Radiology management could help cure industry woes

Radiology certainly has a long laundry list of woes. In 2008, nearly a half billion radiology procedures are expected to be performed, but at the same time concerns are mounting in the industry over waste, fraud, and patient radiation dose levels. Radiology management services provider MedSolutions points out that high tech, high price imaging costs are growing even faster than pharmacy drug expenditures, and that low-tech imaging representing one of the most fertile areas for abuse.

“Waste is expensive, with unnecessary imaging estimated to cost the country billions, possibly even as high as $10 billion annually,” said Gregg P. Allen, MD, executive vice president and chief medical officer of MedSolutions. “When these procedures are warranted by patient condition, they are among the best diagnostic tools available. But procedures that are simply ordered as a result of patient demand, physician uncertainty, or lack of information” can lead to “unwarranted studies, with attendant unnecessary costs, and in some cases risk to the patients involved.”

Others waste culprits, according to Allen, include defensive medicine, use of imaging studies in place of the physical exam, multiple and repeat screening studies, lack of knowledge regarding the appropriate imaging study, increasing tendencies toward aggressive surveillance and treatment of incurable diseases, and direct-to-consumer marketing.

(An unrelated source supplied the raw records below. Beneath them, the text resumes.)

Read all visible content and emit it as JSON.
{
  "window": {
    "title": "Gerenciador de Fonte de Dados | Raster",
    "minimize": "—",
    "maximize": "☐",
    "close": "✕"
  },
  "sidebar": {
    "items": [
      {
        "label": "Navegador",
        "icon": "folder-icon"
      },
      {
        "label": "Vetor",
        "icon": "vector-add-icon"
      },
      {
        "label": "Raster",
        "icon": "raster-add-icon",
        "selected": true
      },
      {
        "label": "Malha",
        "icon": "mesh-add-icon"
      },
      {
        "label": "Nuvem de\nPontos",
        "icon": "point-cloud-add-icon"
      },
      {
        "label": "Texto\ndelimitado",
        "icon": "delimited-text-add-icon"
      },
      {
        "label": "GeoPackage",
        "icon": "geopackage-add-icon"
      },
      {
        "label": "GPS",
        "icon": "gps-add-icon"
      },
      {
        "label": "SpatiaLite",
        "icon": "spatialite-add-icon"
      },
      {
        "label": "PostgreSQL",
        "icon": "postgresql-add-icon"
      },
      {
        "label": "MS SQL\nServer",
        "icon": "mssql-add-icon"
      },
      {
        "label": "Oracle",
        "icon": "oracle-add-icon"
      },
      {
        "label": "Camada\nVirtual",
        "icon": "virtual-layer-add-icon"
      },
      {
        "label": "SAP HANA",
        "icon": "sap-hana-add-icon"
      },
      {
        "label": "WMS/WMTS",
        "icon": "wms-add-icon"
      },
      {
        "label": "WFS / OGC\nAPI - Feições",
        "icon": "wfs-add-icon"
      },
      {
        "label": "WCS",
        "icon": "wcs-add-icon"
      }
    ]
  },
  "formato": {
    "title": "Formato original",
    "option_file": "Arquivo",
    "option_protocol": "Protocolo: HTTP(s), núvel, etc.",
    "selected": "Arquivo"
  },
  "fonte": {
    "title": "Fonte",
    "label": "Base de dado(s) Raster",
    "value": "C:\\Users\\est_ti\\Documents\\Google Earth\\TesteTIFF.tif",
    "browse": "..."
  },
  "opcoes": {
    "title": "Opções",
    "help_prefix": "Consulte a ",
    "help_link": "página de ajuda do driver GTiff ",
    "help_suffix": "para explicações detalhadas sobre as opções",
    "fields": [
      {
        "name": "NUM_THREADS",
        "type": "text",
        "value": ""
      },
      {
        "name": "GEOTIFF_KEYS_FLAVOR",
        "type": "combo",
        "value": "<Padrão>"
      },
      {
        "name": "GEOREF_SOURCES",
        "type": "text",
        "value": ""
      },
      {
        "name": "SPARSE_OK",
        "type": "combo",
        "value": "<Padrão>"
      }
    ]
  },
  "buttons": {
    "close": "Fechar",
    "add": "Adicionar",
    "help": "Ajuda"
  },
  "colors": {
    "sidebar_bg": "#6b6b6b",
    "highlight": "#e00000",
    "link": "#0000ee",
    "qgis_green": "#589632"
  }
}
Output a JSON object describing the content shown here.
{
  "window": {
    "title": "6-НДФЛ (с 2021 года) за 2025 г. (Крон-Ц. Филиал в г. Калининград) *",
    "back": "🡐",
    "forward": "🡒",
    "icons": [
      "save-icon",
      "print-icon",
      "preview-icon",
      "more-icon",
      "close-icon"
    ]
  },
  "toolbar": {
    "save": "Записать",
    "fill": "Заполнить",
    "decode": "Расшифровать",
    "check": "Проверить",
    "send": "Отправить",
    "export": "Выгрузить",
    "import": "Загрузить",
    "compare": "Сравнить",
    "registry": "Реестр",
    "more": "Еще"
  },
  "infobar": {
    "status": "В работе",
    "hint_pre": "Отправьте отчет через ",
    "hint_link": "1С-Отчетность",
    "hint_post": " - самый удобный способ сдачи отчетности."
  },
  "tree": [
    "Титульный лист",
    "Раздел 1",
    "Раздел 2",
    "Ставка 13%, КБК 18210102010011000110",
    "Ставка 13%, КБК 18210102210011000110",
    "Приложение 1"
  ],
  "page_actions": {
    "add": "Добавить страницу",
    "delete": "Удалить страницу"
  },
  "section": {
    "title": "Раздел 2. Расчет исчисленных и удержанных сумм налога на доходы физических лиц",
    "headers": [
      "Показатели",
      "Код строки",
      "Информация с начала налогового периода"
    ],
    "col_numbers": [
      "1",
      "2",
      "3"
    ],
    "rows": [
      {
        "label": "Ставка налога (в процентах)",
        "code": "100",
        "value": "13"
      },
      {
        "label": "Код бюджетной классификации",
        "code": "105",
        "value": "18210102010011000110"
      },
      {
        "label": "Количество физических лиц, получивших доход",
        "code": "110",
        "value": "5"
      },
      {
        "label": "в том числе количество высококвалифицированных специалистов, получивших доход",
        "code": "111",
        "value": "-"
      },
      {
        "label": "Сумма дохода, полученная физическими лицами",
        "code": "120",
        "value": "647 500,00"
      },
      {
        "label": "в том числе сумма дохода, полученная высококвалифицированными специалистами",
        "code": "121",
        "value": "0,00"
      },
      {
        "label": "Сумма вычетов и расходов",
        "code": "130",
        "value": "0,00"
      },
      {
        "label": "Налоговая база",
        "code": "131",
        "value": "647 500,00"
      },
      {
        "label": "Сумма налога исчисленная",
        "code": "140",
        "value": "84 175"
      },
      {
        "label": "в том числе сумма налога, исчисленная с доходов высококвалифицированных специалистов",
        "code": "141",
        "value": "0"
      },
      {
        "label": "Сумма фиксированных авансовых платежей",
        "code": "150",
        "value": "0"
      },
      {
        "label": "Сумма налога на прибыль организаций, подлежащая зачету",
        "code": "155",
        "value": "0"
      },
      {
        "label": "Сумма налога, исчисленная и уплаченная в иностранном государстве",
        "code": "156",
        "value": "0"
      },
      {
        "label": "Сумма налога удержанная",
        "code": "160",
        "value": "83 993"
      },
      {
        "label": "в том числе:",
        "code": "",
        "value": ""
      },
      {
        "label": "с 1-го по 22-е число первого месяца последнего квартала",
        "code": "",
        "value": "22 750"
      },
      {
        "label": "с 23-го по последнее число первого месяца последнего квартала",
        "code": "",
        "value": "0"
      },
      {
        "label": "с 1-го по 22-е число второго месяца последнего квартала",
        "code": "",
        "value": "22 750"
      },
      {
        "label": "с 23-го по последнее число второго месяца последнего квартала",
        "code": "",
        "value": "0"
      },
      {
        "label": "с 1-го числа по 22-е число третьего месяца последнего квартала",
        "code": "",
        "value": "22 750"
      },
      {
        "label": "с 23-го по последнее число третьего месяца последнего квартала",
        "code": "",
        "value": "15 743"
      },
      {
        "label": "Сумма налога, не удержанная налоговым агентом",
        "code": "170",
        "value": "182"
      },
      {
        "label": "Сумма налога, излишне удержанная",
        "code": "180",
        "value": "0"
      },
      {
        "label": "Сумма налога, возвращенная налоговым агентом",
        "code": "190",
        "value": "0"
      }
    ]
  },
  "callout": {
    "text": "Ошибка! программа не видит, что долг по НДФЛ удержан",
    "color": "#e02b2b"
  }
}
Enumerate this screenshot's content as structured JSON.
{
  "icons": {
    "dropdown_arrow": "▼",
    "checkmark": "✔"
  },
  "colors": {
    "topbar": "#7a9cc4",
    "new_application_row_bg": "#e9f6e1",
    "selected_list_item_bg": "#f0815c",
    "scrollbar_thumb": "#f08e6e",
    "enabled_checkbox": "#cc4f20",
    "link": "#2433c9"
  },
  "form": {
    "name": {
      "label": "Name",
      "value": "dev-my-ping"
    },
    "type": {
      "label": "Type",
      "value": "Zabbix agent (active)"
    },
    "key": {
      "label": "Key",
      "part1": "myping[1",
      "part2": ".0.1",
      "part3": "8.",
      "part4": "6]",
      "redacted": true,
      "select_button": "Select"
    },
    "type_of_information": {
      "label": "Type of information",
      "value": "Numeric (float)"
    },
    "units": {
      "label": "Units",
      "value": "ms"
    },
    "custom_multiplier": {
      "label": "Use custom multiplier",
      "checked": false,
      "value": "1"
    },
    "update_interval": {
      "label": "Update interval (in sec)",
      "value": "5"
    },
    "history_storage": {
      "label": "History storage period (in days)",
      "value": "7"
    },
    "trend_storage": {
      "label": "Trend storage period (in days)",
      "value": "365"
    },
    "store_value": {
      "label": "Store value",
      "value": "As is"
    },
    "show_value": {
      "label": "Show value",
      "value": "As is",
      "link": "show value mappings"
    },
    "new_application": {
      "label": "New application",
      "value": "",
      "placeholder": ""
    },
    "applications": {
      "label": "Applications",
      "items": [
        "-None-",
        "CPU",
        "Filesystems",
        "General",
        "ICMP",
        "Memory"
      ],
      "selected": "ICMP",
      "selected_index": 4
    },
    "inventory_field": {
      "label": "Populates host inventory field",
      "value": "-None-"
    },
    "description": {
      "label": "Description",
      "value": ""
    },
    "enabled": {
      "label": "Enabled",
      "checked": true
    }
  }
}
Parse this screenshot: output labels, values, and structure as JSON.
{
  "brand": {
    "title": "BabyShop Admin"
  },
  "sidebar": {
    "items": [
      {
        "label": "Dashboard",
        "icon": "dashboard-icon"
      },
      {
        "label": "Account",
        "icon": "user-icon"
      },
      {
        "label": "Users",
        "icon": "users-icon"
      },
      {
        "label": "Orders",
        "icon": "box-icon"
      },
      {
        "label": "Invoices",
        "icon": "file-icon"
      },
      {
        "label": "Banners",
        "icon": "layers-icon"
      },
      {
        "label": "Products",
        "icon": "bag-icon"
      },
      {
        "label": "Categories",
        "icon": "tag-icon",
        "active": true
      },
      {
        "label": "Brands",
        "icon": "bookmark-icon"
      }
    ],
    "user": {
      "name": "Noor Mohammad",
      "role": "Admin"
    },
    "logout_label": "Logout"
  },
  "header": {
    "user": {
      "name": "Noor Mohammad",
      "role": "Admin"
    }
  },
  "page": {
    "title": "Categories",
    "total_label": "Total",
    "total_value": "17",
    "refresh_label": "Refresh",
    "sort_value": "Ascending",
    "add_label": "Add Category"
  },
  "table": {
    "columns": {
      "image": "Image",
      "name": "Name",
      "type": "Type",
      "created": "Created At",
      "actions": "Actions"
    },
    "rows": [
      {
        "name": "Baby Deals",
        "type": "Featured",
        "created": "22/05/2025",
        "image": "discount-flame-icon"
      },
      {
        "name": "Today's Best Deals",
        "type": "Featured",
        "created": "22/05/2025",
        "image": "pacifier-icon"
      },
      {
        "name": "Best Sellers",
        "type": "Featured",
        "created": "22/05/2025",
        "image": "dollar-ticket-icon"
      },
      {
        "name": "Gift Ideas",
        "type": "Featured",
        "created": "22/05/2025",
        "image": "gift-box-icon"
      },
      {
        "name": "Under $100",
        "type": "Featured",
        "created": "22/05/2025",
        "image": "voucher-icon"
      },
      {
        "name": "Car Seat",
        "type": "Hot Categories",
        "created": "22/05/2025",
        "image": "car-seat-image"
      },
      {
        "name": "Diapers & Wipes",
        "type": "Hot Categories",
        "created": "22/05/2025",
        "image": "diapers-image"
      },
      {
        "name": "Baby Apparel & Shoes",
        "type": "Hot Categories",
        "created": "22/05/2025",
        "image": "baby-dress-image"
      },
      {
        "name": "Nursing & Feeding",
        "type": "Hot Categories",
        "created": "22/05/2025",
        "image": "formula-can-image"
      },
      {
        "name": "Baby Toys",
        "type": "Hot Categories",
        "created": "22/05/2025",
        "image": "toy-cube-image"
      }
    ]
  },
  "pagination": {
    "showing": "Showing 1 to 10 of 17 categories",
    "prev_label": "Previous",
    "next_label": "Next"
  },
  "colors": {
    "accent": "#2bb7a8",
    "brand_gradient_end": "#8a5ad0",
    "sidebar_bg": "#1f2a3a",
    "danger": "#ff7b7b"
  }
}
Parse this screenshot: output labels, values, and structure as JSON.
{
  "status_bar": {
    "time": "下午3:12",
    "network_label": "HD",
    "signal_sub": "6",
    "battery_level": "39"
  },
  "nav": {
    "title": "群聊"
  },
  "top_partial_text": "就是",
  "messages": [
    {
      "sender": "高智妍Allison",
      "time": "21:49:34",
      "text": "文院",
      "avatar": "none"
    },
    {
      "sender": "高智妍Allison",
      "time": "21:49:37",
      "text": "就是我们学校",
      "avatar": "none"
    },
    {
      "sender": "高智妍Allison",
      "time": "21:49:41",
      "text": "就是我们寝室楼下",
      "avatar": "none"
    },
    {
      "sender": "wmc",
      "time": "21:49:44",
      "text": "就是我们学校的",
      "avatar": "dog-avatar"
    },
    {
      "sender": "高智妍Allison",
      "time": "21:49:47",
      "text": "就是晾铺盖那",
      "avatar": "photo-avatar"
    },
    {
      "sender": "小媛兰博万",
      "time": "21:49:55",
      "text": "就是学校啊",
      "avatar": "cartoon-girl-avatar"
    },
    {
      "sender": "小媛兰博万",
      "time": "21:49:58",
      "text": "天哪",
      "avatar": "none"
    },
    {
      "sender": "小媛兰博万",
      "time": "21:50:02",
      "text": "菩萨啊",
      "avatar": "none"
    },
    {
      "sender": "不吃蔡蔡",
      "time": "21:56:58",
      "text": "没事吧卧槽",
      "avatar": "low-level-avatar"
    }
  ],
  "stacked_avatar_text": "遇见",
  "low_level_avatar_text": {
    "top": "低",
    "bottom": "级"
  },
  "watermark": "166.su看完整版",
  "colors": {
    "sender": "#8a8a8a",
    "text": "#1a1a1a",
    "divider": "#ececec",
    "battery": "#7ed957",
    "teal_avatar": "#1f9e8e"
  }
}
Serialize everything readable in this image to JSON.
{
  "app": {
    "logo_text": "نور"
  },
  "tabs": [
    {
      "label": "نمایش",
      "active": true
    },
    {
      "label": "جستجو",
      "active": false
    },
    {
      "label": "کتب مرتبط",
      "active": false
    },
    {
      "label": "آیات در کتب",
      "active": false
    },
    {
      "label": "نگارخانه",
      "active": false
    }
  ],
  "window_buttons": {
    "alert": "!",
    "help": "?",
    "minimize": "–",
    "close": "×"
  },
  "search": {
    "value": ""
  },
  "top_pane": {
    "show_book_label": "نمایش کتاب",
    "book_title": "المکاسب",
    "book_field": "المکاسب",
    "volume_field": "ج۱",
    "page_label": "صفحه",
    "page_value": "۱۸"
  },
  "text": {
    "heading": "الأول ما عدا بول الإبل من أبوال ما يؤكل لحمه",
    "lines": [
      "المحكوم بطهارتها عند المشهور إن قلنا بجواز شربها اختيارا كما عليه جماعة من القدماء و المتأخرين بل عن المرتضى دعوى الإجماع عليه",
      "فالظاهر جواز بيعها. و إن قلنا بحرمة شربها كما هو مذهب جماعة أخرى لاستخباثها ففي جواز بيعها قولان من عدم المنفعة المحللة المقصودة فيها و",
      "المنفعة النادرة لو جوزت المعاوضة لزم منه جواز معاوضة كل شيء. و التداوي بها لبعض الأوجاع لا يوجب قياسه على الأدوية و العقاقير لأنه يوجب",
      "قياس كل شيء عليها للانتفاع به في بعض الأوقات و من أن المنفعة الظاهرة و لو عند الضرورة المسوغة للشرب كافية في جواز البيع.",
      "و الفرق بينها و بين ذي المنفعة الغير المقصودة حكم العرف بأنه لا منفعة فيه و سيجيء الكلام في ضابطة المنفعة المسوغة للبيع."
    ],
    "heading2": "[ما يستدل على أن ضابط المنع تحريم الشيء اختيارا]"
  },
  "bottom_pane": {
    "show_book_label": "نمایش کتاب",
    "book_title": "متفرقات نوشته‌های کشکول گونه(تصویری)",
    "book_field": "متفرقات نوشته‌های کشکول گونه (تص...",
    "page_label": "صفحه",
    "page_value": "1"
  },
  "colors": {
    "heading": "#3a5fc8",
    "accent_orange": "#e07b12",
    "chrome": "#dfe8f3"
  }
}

“Fraud and abuse, on the other hand, encompass a wide range of improper billing practices that include misrepresenting or overcharging with respect to services delivered,” he added. “Both generate unnecessary costs to the insurer, but fraud generally involves a willful act, whereas abuse typically involves actions which are inconsistent with acceptable business and medical practices.”

Allen believes that self referral leads to abuse since there is a clear incentive for physicians to perform imaging studies when the practice will benefit financially. However, instances of in-office imaging continue to grow. Studies indicate that physicians self-refer patients to owned equipment as much as four times more often when compared to practices without in-office equipment ownership.

Patients often pay the price for radiology abuses in numerous ways, including the potential for unnecessary exposure to radiation.

MedSolutions believes that radiology management firms, and some health insurers are helping elleviate these problems by instituting management programs that address these problems. Managed care decision makers are recognizing that radiology spending now accounts for about 10 percent of every healthcare dollar.

“Payers need viable strategies to minimize physician self-referrals, impose credentialing criteria, initiate independent activities to assess providers’ competency to perform diagnostic imaging services, and institute pre-authorization programs for non-emergency outpatient CT, MRI and certain other diagnostic imaging studies,” said Allen.